The document is larger than the one it replaces and only electricians with the advanced City and Guilds Test & Inspections 2391-10 should be undertaking these reports according to the Law. Without this qualification being held, any report made and received is rendered worthless.


If anything dangerous (or potentially dangerous) is found, the overall condition of the electrical installation will be declared to be ‘unsatisfactory’, meaning that remedial action is required without delay to remove the risks to those in the premises.
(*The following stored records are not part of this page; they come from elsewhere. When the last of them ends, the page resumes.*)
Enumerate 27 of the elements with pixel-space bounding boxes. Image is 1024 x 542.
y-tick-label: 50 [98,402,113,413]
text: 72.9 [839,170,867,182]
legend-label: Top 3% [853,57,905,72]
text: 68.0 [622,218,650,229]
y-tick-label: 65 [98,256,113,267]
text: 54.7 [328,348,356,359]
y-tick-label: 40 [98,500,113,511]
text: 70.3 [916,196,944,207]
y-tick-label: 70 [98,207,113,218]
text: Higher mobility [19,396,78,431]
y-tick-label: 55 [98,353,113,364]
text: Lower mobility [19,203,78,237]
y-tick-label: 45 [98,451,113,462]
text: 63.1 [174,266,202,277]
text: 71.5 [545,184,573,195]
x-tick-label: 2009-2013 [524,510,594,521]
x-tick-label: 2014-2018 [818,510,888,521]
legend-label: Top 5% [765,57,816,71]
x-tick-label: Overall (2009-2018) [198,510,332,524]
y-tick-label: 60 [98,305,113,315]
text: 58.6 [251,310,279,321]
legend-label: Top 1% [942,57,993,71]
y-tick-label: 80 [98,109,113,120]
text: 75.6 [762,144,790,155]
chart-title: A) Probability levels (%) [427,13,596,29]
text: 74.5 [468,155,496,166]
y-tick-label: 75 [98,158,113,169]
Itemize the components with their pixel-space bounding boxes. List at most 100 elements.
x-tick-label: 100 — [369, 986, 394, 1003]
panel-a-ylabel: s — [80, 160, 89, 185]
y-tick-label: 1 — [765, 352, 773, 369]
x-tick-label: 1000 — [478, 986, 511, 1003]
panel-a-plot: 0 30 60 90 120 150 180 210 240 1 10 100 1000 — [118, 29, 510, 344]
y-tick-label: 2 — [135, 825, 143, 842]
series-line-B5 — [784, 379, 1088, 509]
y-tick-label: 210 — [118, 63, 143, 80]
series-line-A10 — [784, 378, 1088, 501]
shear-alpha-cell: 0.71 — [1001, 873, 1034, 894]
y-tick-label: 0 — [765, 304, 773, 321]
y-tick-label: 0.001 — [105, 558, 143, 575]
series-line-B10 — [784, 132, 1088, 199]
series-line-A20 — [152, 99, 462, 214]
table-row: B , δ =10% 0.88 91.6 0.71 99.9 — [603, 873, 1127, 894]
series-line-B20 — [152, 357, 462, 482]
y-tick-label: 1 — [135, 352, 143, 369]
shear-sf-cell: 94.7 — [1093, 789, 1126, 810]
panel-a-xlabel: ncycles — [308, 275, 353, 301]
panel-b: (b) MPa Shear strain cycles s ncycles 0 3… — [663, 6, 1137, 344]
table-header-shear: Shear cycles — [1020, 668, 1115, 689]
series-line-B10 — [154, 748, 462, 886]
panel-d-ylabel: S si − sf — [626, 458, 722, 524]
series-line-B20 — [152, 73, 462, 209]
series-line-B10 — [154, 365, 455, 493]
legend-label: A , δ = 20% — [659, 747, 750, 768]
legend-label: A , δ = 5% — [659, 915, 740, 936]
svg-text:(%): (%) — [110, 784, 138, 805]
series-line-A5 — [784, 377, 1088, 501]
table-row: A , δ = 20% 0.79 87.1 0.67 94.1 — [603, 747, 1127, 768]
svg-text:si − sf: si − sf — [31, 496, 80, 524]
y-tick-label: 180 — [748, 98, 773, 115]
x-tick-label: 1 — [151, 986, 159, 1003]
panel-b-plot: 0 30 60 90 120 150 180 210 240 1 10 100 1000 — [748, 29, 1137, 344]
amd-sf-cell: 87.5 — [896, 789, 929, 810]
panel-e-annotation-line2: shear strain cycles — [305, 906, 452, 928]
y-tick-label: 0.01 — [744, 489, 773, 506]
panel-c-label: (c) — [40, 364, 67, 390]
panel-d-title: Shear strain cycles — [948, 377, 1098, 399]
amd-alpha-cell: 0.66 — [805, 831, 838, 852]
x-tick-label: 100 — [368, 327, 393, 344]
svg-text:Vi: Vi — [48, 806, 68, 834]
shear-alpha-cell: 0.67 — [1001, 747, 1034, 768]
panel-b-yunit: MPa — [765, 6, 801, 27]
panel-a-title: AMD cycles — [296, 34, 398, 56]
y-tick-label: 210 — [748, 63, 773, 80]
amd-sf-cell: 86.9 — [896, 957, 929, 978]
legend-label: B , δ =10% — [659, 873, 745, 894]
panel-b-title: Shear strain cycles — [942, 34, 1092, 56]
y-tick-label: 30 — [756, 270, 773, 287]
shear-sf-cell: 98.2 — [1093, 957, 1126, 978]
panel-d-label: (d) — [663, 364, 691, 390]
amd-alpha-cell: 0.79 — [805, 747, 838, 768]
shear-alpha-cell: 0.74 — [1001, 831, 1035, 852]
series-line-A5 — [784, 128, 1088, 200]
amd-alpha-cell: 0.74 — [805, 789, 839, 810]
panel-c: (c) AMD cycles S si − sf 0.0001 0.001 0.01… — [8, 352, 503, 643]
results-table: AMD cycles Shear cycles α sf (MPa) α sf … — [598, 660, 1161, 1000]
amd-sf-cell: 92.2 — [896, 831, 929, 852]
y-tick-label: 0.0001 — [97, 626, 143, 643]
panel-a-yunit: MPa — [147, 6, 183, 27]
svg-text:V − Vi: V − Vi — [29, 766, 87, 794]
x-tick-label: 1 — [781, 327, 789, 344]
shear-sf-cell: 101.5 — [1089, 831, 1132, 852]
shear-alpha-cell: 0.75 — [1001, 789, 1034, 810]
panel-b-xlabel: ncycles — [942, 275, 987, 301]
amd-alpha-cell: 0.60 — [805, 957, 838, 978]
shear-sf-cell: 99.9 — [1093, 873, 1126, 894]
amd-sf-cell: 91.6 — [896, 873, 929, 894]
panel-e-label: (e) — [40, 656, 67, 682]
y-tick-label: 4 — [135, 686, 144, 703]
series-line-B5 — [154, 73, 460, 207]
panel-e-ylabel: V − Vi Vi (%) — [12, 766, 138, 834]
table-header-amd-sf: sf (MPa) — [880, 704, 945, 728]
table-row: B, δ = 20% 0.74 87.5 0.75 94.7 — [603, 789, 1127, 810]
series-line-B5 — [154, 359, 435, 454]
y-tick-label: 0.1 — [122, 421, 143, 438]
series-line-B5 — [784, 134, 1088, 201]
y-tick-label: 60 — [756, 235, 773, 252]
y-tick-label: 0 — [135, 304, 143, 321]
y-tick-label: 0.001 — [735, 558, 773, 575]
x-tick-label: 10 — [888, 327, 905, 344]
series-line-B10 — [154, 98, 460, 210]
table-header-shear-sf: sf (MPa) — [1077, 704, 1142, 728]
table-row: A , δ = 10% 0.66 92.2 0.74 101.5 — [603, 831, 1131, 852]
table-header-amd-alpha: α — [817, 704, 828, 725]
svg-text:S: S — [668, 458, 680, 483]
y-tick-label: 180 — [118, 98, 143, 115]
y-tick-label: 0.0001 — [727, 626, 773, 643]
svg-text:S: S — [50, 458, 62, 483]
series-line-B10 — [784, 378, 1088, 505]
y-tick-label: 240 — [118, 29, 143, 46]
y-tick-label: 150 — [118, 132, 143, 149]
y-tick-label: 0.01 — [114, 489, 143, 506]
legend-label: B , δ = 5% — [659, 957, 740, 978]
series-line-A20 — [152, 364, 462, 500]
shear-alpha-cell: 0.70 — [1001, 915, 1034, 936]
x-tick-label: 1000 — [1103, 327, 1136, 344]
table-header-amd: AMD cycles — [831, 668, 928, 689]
If a situation gets to court then, if the court requests it, landlords and letting agents have to be able to prove ‘due diligence’ in that they took all reasonable steps to make sure that the property was safe, not just at the beginning of the tenancy but also during it. They are legally obliged to make sure that electrical appliances are ‘safe’ when they are first installed/supplied so that there is no risk of death or personal injury to humans or pets, or risk of damage to property. This applies not just at the start of the tenancy but throughout.